A panel discussion hosted by ASK US FOR IDEAS went some way to prodding this topic. We heard that great creative is 'emotional', it's 'collaborative', and it is focused - it meets its objectives. We heard that it can be stifled by too many cooks, it can be slowed down and fatigued by processes, it can be left on the cutting room floor despite having done no harm. We heard that, much like any successful relationship, it requires clear communication, honesty, and management of expectation. It also needs space to exist free of too much critique and analysis. To be honest, this 'creative' we spoke of sounded like any other living, breathing thing - it needed nurture, care, and time to develop into all it could be.
But it was on day 2, at a talk by brand strategist and poet Cam Brandow that this really landed. Cam's talk 'The journey back from the vanguard' was a homecoming. It was experiential - hand-drawn illustration, poetry, and even a meditation took us through our venture inwards. It actually put me in mind of 'The Artist's Way' and, if anyone has ever followed that process to reignite their creativity, they'll be familiar with the feeling of hearing that quiet knowing - your inner voice - again. Her talk took our breath away - a gentle and poignant reminder that you can choose to approach strategy, craft, and creative life from an uncynical and childlike place of awe and wonder. I've no doubt in my mind the work is better for it and way more importantly, that it's better for our physical and mental health to do so.

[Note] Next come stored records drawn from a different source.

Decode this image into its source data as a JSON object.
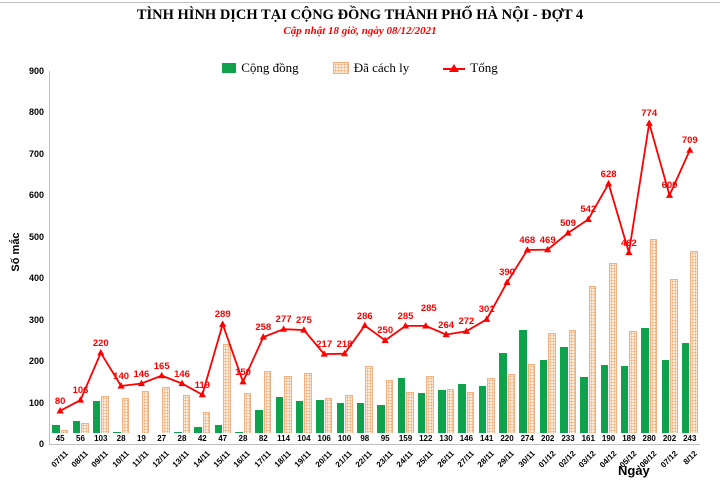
{
  "header": {
    "title": "TÌNH HÌNH DỊCH TẠI CỘNG ĐỒNG THÀNH PHỐ HÀ NỘI - ĐỢT 4",
    "subtitle": "Cập nhật 18 giờ, ngày 08/12/2021"
  },
  "legend": [
    {
      "label": "Cộng đồng",
      "color": "#0fa24c",
      "type": "bar"
    },
    {
      "label": "Đã cách ly",
      "color": "#fdebda",
      "type": "bar-pattern"
    },
    {
      "label": "Tổng",
      "color": "#ff0000",
      "type": "line"
    }
  ],
  "colors": {
    "community_green": "#0fa24c",
    "quarantine_fill": "#fdebda",
    "quarantine_dot": "#f0ac78",
    "quarantine_border": "#f2b185",
    "total_red": "#ff0000",
    "axis_gray": "#bfbfbf"
  },
  "chart_data": {
    "type": "bar",
    "title": "TÌNH HÌNH DỊCH TẠI CỘNG ĐỒNG THÀNH PHỐ HÀ NỘI - ĐỢT 4",
    "subtitle": "Cập nhật 18 giờ, ngày 08/12/2021",
    "xlabel": "Ngày",
    "ylabel": "Số mắc",
    "ylim": [
      0,
      900
    ],
    "ytick_step": 100,
    "grid": false,
    "legend_position": "top",
    "categories": [
      "07/11",
      "08/11",
      "09/11",
      "10/11",
      "11/11",
      "12/11",
      "13/11",
      "14/11",
      "15/11",
      "16/11",
      "17/11",
      "18/11",
      "19/11",
      "20/11",
      "21/11",
      "22/11",
      "23/11",
      "24/11",
      "25/11",
      "26/11",
      "27/11",
      "28/11",
      "29/11",
      "30/11",
      "01/12",
      "02/12",
      "03/12",
      "04/12",
      "05/12",
      "06/12",
      "07/12",
      "8/12"
    ],
    "series": [
      {
        "name": "Cộng đồng",
        "type": "bar",
        "color": "#0fa24c",
        "values": [
          45,
          56,
          103,
          28,
          19,
          27,
          28,
          42,
          47,
          28,
          82,
          114,
          104,
          106,
          100,
          98,
          95,
          159,
          122,
          130,
          146,
          141,
          220,
          274,
          202,
          233,
          161,
          190,
          189,
          280,
          202,
          243
        ],
        "labels_visible": true
      },
      {
        "name": "Đã cách ly",
        "type": "bar",
        "color": "#fdebda",
        "values": [
          35,
          50,
          117,
          112,
          127,
          138,
          118,
          77,
          242,
          122,
          176,
          163,
          171,
          111,
          118,
          188,
          155,
          126,
          163,
          134,
          126,
          160,
          170,
          194,
          267,
          276,
          381,
          438,
          273,
          494,
          398,
          466
        ],
        "labels_visible": false
      },
      {
        "name": "Tổng",
        "type": "line",
        "color": "#ff0000",
        "values": [
          80,
          106,
          220,
          140,
          146,
          165,
          146,
          119,
          289,
          150,
          258,
          277,
          275,
          217,
          218,
          286,
          250,
          285,
          285,
          264,
          272,
          301,
          390,
          468,
          469,
          509,
          542,
          628,
          462,
          774,
          600,
          709
        ],
        "labels_visible": true
      }
    ]
  }
}
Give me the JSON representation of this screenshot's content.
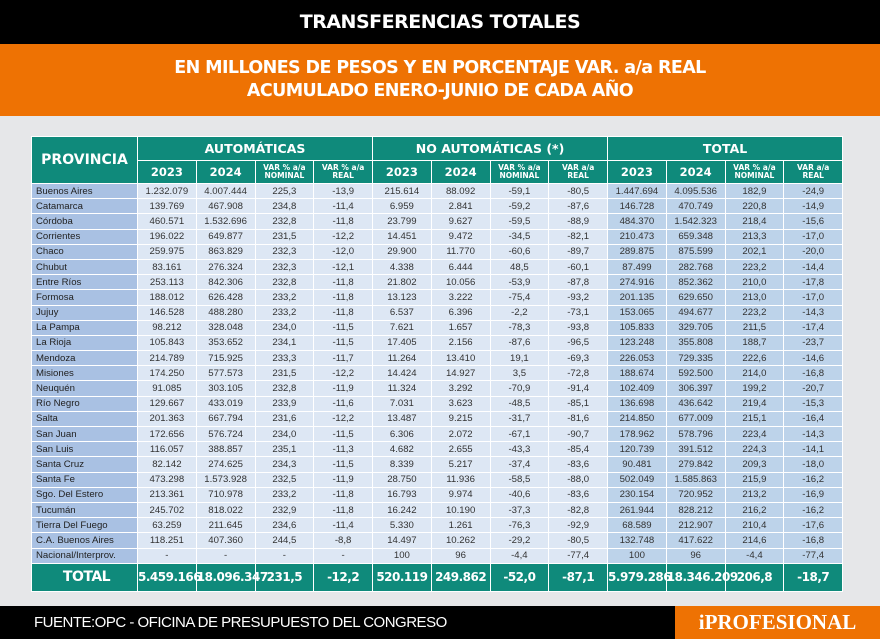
{
  "title": "TRANSFERENCIAS TOTALES",
  "subtitle_line1": "EN MILLONES DE PESOS Y EN PORCENTAJE VAR. a/a REAL",
  "subtitle_line2": "ACUMULADO ENERO-JUNIO DE CADA AÑO",
  "table": {
    "province_header": "PROVINCIA",
    "groups": [
      "AUTOMÁTICAS",
      "NO AUTOMÁTICAS (*)",
      "TOTAL"
    ],
    "columns": [
      "2023",
      "2024",
      "VAR % a/a NOMINAL",
      "VAR % a/a REAL",
      "2023",
      "2024",
      "VAR % a/a NOMINAL",
      "VAR a/a REAL",
      "2023",
      "2024",
      "VAR % a/a NOMINAL",
      "VAR a/a REAL"
    ],
    "rows": [
      [
        "Buenos Aires",
        "1.232.079",
        "4.007.444",
        "225,3",
        "-13,9",
        "215.614",
        "88.092",
        "-59,1",
        "-80,5",
        "1.447.694",
        "4.095.536",
        "182,9",
        "-24,9"
      ],
      [
        "Catamarca",
        "139.769",
        "467.908",
        "234,8",
        "-11,4",
        "6.959",
        "2.841",
        "-59,2",
        "-87,6",
        "146.728",
        "470.749",
        "220,8",
        "-14,9"
      ],
      [
        "Córdoba",
        "460.571",
        "1.532.696",
        "232,8",
        "-11,8",
        "23.799",
        "9.627",
        "-59,5",
        "-88,9",
        "484.370",
        "1.542.323",
        "218,4",
        "-15,6"
      ],
      [
        "Corrientes",
        "196.022",
        "649.877",
        "231,5",
        "-12,2",
        "14.451",
        "9.472",
        "-34,5",
        "-82,1",
        "210.473",
        "659.348",
        "213,3",
        "-17,0"
      ],
      [
        "Chaco",
        "259.975",
        "863.829",
        "232,3",
        "-12,0",
        "29.900",
        "11.770",
        "-60,6",
        "-89,7",
        "289.875",
        "875.599",
        "202,1",
        "-20,0"
      ],
      [
        "Chubut",
        "83.161",
        "276.324",
        "232,3",
        "-12,1",
        "4.338",
        "6.444",
        "48,5",
        "-60,1",
        "87.499",
        "282.768",
        "223,2",
        "-14,4"
      ],
      [
        "Entre Ríos",
        "253.113",
        "842.306",
        "232,8",
        "-11,8",
        "21.802",
        "10.056",
        "-53,9",
        "-87,8",
        "274.916",
        "852.362",
        "210,0",
        "-17,8"
      ],
      [
        "Formosa",
        "188.012",
        "626.428",
        "233,2",
        "-11,8",
        "13.123",
        "3.222",
        "-75,4",
        "-93,2",
        "201.135",
        "629.650",
        "213,0",
        "-17,0"
      ],
      [
        "Jujuy",
        "146.528",
        "488.280",
        "233,2",
        "-11,8",
        "6.537",
        "6.396",
        "-2,2",
        "-73,1",
        "153.065",
        "494.677",
        "223,2",
        "-14,3"
      ],
      [
        "La Pampa",
        "98.212",
        "328.048",
        "234,0",
        "-11,5",
        "7.621",
        "1.657",
        "-78,3",
        "-93,8",
        "105.833",
        "329.705",
        "211,5",
        "-17,4"
      ],
      [
        "La Rioja",
        "105.843",
        "353.652",
        "234,1",
        "-11,5",
        "17.405",
        "2.156",
        "-87,6",
        "-96,5",
        "123.248",
        "355.808",
        "188,7",
        "-23,7"
      ],
      [
        "Mendoza",
        "214.789",
        "715.925",
        "233,3",
        "-11,7",
        "11.264",
        "13.410",
        "19,1",
        "-69,3",
        "226.053",
        "729.335",
        "222,6",
        "-14,6"
      ],
      [
        "Misiones",
        "174.250",
        "577.573",
        "231,5",
        "-12,2",
        "14.424",
        "14.927",
        "3,5",
        "-72,8",
        "188.674",
        "592.500",
        "214,0",
        "-16,8"
      ],
      [
        "Neuquén",
        "91.085",
        "303.105",
        "232,8",
        "-11,9",
        "11.324",
        "3.292",
        "-70,9",
        "-91,4",
        "102.409",
        "306.397",
        "199,2",
        "-20,7"
      ],
      [
        "Río Negro",
        "129.667",
        "433.019",
        "233,9",
        "-11,6",
        "7.031",
        "3.623",
        "-48,5",
        "-85,1",
        "136.698",
        "436.642",
        "219,4",
        "-15,3"
      ],
      [
        "Salta",
        "201.363",
        "667.794",
        "231,6",
        "-12,2",
        "13.487",
        "9.215",
        "-31,7",
        "-81,6",
        "214.850",
        "677.009",
        "215,1",
        "-16,4"
      ],
      [
        "San Juan",
        "172.656",
        "576.724",
        "234,0",
        "-11,5",
        "6.306",
        "2.072",
        "-67,1",
        "-90,7",
        "178.962",
        "578.796",
        "223,4",
        "-14,3"
      ],
      [
        "San Luis",
        "116.057",
        "388.857",
        "235,1",
        "-11,3",
        "4.682",
        "2.655",
        "-43,3",
        "-85,4",
        "120.739",
        "391.512",
        "224,3",
        "-14,1"
      ],
      [
        "Santa Cruz",
        "82.142",
        "274.625",
        "234,3",
        "-11,5",
        "8.339",
        "5.217",
        "-37,4",
        "-83,6",
        "90.481",
        "279.842",
        "209,3",
        "-18,0"
      ],
      [
        "Santa Fe",
        "473.298",
        "1.573.928",
        "232,5",
        "-11,9",
        "28.750",
        "11.936",
        "-58,5",
        "-88,0",
        "502.049",
        "1.585.863",
        "215,9",
        "-16,2"
      ],
      [
        "Sgo. Del Estero",
        "213.361",
        "710.978",
        "233,2",
        "-11,8",
        "16.793",
        "9.974",
        "-40,6",
        "-83,6",
        "230.154",
        "720.952",
        "213,2",
        "-16,9"
      ],
      [
        "Tucumán",
        "245.702",
        "818.022",
        "232,9",
        "-11,8",
        "16.242",
        "10.190",
        "-37,3",
        "-82,8",
        "261.944",
        "828.212",
        "216,2",
        "-16,2"
      ],
      [
        "Tierra Del Fuego",
        "63.259",
        "211.645",
        "234,6",
        "-11,4",
        "5.330",
        "1.261",
        "-76,3",
        "-92,9",
        "68.589",
        "212.907",
        "210,4",
        "-17,6"
      ],
      [
        "C.A. Buenos Aires",
        "118.251",
        "407.360",
        "244,5",
        "-8,8",
        "14.497",
        "10.262",
        "-29,2",
        "-80,5",
        "132.748",
        "417.622",
        "214,6",
        "-16,8"
      ],
      [
        "Nacional/Interprov.",
        "-",
        "-",
        "-",
        "-",
        "100",
        "96",
        "-4,4",
        "-77,4",
        "100",
        "96",
        "-4,4",
        "-77,4"
      ]
    ],
    "total": [
      "TOTAL",
      "5.459.166",
      "18.096.347",
      "231,5",
      "-12,2",
      "520.119",
      "249.862",
      "-52,0",
      "-87,1",
      "5.979.286",
      "18.346.209",
      "206,8",
      "-18,7"
    ]
  },
  "footer": {
    "source": "FUENTE:OPC - OFICINA DE PRESUPUESTO DEL CONGRESO",
    "logo": "iPROFESIONAL"
  },
  "colors": {
    "header": "#000000",
    "accent": "#ee7203",
    "table_header": "#0f8a7b",
    "province_cell": "#a9c1e3",
    "value_cell": "#dde7f4",
    "total_cell": "#bdd3ea"
  }
}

Cam's statistics around burnout were frightening - creatives in the UK are 3 times more likely to experience mental health issue than the general population. 64% are considering leaving the creative industry because of their wellbeing. So if we are to maintain, protect, and foster this divine human creativity, we must find a gentler way of doing so than repeatedly forcing ourselves into 'flow'.
And speaking of data...
The queen of data visualisation, Giorgia Lupi, gave an absolutely astounding presentation on how data can support brand storytelling and open up entire narratives visually that would have previously been left unexplored. She spoke passionately about how data can be emotional - her op ed for the New York Times about her life with long Covid was a beautiful illustration of this. With meticulous care and attention to detail, she documented her symptoms day-by-day, and she told us that when she started she had just wanted a resource to capture the experience - knowing so little about long Covid as we did at the time, and individual as each person's ongoing illness has been shown to be. What she didn't realize was how her work would connect with people, and how it would resonate with other sufferers, or family of those who have suffered.

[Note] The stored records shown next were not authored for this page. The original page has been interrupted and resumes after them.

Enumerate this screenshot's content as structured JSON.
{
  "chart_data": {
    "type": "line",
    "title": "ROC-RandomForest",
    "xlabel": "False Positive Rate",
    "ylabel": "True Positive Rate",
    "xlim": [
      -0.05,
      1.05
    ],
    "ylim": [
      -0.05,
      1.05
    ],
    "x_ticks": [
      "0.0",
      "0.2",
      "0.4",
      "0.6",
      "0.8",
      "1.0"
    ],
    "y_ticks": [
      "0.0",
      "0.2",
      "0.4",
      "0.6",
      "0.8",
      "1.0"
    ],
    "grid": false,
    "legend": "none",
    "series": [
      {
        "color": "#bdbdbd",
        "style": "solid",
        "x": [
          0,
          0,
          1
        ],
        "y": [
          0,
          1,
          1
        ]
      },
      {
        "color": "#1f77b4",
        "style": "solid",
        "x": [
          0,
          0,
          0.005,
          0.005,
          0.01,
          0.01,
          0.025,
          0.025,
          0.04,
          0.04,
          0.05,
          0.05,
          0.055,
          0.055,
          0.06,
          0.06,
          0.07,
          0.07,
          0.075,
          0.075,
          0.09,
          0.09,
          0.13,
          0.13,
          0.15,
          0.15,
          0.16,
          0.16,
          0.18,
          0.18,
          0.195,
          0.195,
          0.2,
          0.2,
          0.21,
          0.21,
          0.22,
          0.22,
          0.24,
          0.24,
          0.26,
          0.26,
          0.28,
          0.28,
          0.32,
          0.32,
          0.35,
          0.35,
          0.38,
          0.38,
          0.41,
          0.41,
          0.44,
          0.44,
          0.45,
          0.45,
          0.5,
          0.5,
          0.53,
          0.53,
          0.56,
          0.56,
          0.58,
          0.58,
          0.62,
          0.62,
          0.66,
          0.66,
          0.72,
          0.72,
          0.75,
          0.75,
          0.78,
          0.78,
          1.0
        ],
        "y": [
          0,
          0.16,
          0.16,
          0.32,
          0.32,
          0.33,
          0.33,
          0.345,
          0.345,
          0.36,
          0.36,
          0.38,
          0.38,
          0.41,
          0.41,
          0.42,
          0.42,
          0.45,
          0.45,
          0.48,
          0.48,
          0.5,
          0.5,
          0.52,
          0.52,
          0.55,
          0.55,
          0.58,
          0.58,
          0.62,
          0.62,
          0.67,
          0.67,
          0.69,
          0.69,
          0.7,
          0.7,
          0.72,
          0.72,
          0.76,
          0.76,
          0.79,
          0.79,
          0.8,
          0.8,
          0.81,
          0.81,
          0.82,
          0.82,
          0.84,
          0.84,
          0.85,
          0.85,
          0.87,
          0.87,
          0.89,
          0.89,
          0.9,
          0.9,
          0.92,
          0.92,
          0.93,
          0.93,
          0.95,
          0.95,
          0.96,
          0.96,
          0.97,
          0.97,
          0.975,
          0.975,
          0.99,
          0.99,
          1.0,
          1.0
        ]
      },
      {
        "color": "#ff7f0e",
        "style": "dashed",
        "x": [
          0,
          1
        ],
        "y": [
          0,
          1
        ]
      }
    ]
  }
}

One of our favourite case studies she took us through was a partnership with Mindworks - an interactive museum dedicated to behavioural science. Using an elegant, simple design solution - a pegboard, with different coloured and shaped discs - Giorgia was able to create a living mural, inviting participants to 'Design their Best Life' by stacking together the discs that represented the things they cared about most. Not only was this meaningful behavioural research, the dynamic installation could display our common values and desires, and show the beauty of capturing all of those different perspectives on life at once.

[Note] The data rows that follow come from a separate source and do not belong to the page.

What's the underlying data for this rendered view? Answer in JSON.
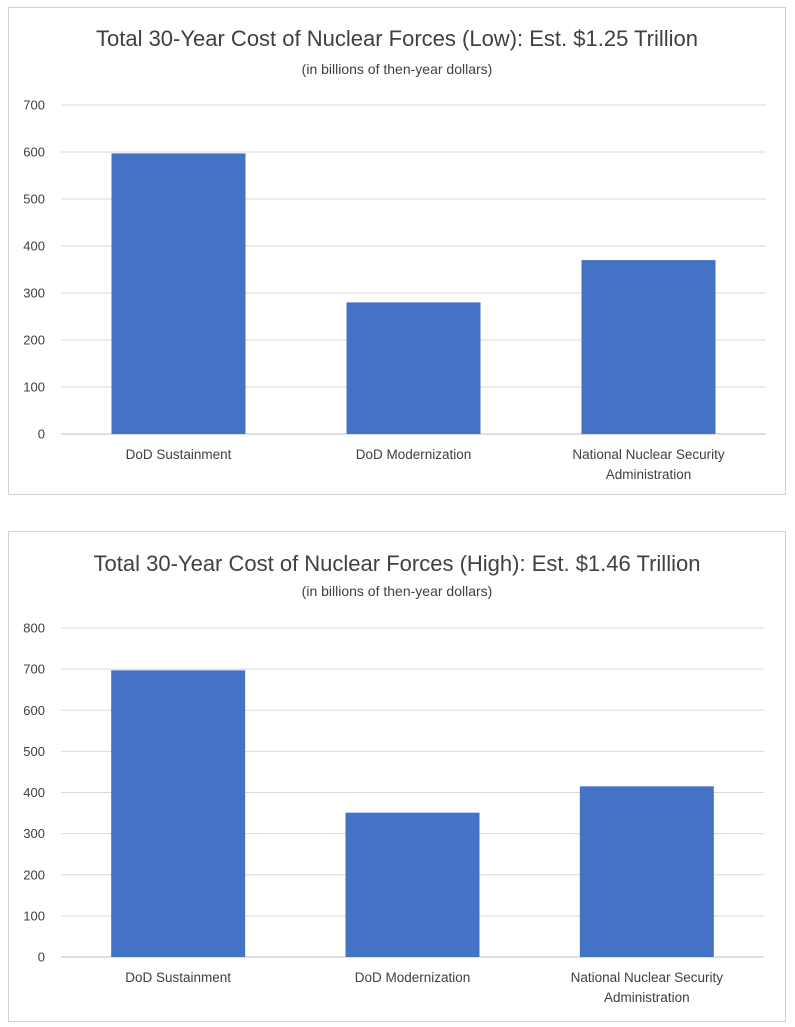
{
  "chart_data": [
    {
      "type": "bar",
      "title": "Total 30-Year Cost of Nuclear Forces (Low): Est. $1.25 Trillion",
      "subtitle": "(in billions of then-year dollars)",
      "categories": [
        "DoD Sustainment",
        "DoD Modernization",
        "National Nuclear Security Administration"
      ],
      "category_lines": [
        [
          "DoD Sustainment"
        ],
        [
          "DoD Modernization"
        ],
        [
          "National Nuclear Security",
          "Administration"
        ]
      ],
      "values": [
        597,
        280,
        370
      ],
      "ylim": [
        0,
        700
      ],
      "yticks": [
        0,
        100,
        200,
        300,
        400,
        500,
        600,
        700
      ],
      "grid": true,
      "bar_color": "#4472c4"
    },
    {
      "type": "bar",
      "title": "Total 30-Year Cost of Nuclear Forces (High): Est. $1.46 Trillion",
      "subtitle": "(in billions of then-year dollars)",
      "categories": [
        "DoD Sustainment",
        "DoD Modernization",
        "National Nuclear Security Administration"
      ],
      "category_lines": [
        [
          "DoD Sustainment"
        ],
        [
          "DoD Modernization"
        ],
        [
          "National Nuclear Security",
          "Administration"
        ]
      ],
      "values": [
        697,
        351,
        415
      ],
      "ylim": [
        0,
        800
      ],
      "yticks": [
        0,
        100,
        200,
        300,
        400,
        500,
        600,
        700,
        800
      ],
      "grid": true,
      "bar_color": "#4472c4"
    }
  ]
}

The straight-forwardness and accessibility of Giorgia's talk had us both shook - we left thinking about all of the ways we could start using more visual data in what we did every day. And I'm still thinking about the daily journal that Giorgia keeps - another simple, silent way of logging a life, a point of view, an experience.
We're still reeling from everything that Paradigms taught us, and all of the wonderful, inspiring creatives and brand thinkers we connected with. If you ever get the chance to go - run, don't walk!